Segundo o texto, a sexualidade possui também uma função unitiva, capaz de “enriquecer e fortalecer” a união exclusiva entre marido e mulher, promovendo intimidade, amor e senso de pertencimento. A orientação reconhece que o sexo no casamento é legítimo mesmo quando não há intenção de gerar filhos, como em casos de infertilidade ou durante períodos naturalmente inférteis do ciclo reprodutivo. Nesses contextos, a relação sexual passa a ser entendida como expressão de afeto e cumplicidade.
“Um cônjuge é suficiente”
O documento reforça ainda o princípio da monogamia como fundamento do matrimônio católico. Ao afirmar que “um cônjuge é suficiente”, o Vaticano reitera que o casamento sacramental deve ser monogâmico e indissolúvel. O decreto rejeita práticas como poligamia, uniões múltiplas ou paralelas, destacando que tais arranjos são incompatíveis com a visão da Igreja sobre família e moral matrimonial.

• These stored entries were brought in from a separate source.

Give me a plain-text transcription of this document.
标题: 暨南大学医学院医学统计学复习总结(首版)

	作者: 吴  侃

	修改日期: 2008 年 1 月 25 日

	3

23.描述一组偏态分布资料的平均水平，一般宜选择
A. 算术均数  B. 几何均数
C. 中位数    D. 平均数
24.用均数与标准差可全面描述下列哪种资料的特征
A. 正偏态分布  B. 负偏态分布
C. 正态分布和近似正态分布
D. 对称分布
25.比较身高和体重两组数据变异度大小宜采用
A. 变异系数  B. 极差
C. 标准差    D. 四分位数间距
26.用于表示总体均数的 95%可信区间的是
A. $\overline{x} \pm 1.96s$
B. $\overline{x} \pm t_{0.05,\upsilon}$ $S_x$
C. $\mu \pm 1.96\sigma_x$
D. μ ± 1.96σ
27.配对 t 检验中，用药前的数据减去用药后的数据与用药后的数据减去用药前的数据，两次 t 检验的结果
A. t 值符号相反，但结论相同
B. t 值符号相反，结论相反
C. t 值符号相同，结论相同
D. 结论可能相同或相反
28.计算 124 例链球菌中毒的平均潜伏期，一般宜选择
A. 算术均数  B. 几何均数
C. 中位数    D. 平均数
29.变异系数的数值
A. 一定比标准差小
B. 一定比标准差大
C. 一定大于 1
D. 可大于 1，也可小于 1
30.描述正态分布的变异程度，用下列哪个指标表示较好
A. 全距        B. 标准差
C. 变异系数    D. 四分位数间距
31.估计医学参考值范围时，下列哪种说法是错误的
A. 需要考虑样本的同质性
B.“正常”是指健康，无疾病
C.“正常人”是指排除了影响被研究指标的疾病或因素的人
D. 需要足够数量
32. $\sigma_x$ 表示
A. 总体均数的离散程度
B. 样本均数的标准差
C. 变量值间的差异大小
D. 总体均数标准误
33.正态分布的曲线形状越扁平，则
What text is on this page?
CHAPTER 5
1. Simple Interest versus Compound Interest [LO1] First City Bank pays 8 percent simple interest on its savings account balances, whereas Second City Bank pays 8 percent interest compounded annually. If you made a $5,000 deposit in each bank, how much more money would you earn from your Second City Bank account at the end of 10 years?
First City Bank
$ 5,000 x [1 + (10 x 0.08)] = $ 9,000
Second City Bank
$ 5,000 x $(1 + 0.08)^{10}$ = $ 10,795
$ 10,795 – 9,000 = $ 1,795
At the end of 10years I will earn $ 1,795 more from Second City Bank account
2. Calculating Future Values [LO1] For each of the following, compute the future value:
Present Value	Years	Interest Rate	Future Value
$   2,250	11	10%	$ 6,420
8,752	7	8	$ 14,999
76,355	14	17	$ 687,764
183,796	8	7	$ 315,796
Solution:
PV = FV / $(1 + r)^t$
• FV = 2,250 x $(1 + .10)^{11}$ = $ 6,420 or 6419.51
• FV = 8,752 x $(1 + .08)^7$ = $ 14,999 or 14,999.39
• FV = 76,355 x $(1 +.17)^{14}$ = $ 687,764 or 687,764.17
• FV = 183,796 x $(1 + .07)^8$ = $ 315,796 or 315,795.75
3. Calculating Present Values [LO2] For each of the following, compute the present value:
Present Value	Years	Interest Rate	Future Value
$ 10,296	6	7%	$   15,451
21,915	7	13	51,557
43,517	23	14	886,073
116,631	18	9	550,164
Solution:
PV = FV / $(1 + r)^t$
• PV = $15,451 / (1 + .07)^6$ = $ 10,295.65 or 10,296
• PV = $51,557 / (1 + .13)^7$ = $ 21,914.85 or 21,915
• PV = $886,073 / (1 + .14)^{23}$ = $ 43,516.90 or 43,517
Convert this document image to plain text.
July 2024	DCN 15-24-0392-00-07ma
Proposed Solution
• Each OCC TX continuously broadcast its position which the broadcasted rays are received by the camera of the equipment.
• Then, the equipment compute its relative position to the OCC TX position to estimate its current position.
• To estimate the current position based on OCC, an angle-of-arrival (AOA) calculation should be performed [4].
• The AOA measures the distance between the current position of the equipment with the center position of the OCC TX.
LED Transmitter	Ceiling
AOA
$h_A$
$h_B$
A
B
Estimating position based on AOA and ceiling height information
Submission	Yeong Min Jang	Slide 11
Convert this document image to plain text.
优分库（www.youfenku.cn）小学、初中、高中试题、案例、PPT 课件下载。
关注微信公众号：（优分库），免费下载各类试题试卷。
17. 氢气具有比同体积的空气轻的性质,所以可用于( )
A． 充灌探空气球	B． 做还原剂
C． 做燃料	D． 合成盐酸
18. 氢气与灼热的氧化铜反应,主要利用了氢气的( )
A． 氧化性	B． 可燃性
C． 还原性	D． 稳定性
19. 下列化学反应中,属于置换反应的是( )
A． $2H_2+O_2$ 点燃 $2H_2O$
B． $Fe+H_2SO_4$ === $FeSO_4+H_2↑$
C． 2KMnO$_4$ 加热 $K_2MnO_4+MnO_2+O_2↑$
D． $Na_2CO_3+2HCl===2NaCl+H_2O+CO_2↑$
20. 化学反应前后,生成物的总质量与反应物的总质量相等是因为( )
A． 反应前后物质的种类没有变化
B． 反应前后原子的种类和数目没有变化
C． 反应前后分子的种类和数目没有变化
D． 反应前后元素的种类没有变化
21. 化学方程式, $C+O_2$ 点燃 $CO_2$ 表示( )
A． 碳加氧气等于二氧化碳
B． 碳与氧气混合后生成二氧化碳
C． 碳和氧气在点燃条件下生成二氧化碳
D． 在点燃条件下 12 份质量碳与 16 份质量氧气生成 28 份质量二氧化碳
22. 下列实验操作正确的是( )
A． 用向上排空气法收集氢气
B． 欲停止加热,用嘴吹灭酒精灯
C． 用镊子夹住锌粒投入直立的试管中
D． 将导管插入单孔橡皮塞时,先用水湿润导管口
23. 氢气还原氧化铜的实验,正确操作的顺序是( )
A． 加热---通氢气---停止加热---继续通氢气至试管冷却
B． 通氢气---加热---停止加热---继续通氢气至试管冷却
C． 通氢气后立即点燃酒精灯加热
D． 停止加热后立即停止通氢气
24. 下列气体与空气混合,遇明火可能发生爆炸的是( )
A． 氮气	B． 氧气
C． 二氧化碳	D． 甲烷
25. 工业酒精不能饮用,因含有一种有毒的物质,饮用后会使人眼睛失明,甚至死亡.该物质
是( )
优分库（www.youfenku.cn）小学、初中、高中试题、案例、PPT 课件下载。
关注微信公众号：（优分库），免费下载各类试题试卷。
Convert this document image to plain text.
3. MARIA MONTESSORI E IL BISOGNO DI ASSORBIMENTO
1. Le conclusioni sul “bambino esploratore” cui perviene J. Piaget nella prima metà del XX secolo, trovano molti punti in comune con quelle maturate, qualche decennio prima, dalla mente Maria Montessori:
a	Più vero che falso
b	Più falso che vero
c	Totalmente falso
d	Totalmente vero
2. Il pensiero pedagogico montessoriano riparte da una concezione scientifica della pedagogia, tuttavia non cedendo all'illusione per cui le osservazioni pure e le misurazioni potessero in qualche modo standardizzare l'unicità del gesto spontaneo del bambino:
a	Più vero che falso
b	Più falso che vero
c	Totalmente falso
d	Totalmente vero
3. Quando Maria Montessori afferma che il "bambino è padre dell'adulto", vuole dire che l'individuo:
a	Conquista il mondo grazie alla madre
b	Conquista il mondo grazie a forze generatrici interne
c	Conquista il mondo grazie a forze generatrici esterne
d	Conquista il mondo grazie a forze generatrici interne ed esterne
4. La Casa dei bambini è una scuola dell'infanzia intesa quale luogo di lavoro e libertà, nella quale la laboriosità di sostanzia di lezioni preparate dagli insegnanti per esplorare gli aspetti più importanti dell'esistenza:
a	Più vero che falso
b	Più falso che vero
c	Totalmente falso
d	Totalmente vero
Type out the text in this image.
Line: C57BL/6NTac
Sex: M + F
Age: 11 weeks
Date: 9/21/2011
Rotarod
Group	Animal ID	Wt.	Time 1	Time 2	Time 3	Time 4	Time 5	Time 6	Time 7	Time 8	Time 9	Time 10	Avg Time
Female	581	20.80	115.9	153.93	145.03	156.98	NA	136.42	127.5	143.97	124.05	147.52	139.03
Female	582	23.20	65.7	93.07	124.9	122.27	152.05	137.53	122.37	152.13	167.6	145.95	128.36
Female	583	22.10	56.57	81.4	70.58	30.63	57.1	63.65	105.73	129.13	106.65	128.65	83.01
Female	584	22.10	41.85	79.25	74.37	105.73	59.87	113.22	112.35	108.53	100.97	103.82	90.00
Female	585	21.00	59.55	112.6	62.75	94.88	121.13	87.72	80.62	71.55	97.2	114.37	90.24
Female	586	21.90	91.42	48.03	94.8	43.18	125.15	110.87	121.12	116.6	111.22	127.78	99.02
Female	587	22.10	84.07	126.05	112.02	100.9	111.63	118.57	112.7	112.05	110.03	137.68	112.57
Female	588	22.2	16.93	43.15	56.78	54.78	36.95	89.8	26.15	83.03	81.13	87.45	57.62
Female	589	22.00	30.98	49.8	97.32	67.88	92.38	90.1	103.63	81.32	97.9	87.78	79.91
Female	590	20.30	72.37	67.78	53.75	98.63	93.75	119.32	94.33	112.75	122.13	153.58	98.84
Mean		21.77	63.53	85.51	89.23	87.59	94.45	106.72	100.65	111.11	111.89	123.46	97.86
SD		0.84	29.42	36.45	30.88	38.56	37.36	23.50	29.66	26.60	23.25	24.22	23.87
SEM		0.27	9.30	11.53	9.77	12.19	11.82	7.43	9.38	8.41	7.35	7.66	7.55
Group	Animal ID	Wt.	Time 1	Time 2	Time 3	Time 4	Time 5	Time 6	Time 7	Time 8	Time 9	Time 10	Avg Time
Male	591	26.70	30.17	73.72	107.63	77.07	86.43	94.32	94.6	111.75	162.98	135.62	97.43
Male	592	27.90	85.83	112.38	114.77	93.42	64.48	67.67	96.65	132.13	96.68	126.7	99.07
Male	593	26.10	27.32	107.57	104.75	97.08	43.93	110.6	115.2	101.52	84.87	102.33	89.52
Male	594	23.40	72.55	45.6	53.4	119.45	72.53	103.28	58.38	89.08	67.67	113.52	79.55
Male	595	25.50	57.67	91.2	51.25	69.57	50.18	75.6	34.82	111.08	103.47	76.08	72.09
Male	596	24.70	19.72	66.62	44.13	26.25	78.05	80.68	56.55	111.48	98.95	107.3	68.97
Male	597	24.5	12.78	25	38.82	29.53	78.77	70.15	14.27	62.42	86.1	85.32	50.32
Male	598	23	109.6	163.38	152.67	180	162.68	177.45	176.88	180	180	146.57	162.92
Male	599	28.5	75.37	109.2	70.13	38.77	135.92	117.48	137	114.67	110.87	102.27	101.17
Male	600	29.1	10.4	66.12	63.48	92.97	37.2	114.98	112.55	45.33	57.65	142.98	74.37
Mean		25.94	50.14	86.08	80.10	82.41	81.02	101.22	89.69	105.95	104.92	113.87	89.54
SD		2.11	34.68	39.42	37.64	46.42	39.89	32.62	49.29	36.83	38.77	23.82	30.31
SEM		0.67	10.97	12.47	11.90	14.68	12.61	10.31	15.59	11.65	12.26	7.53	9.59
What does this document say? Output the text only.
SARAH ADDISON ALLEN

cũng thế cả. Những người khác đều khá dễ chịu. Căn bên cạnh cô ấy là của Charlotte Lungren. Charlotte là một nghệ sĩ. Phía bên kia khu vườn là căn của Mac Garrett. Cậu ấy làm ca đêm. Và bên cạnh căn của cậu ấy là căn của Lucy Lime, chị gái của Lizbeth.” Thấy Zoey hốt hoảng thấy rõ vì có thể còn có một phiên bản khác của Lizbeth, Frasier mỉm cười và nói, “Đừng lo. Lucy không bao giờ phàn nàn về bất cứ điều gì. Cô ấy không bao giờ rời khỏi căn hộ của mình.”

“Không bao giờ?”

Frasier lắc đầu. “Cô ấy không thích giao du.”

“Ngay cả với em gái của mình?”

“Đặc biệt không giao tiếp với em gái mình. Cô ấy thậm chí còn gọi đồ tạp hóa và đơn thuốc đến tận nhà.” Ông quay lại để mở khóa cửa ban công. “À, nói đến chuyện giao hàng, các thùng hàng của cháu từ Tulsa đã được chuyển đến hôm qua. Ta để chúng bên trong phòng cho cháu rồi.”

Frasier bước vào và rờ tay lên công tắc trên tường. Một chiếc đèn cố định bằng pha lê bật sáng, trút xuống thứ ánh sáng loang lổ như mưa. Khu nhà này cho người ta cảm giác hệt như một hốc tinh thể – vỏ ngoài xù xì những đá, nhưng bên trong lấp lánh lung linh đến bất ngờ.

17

A Santa Sé enfatiza que o casamento é um compromisso para toda a vida entre um homem e uma mulher. Embora reconheça que cada união conjugal carrega características próprias e limitações humanas, o texto sustenta que “todo matrimônio autêntico é uma unidade composta por duas pessoas, que requer uma relação tão íntima e abrangente que não pode ser compartilhada com outros”.
Tradição preservada
Apesar de abrir espaço para uma compreensão mais ampla da sexualidade conjugal, valorizando também sua dimensão afetiva, o decreto mantém inalterada a posição da Igreja sobre a natureza do matrimônio. A união entre um homem e uma mulher, de caráter exclusivo e permanente, continua sendo considerada o único modelo válido no âmbito sacramental.
Assim, relações múltiplas, poligamia e qualquer forma de união fora desse formato permanecem rejeitadas pela Igreja, conforme reafirma a nova orientação.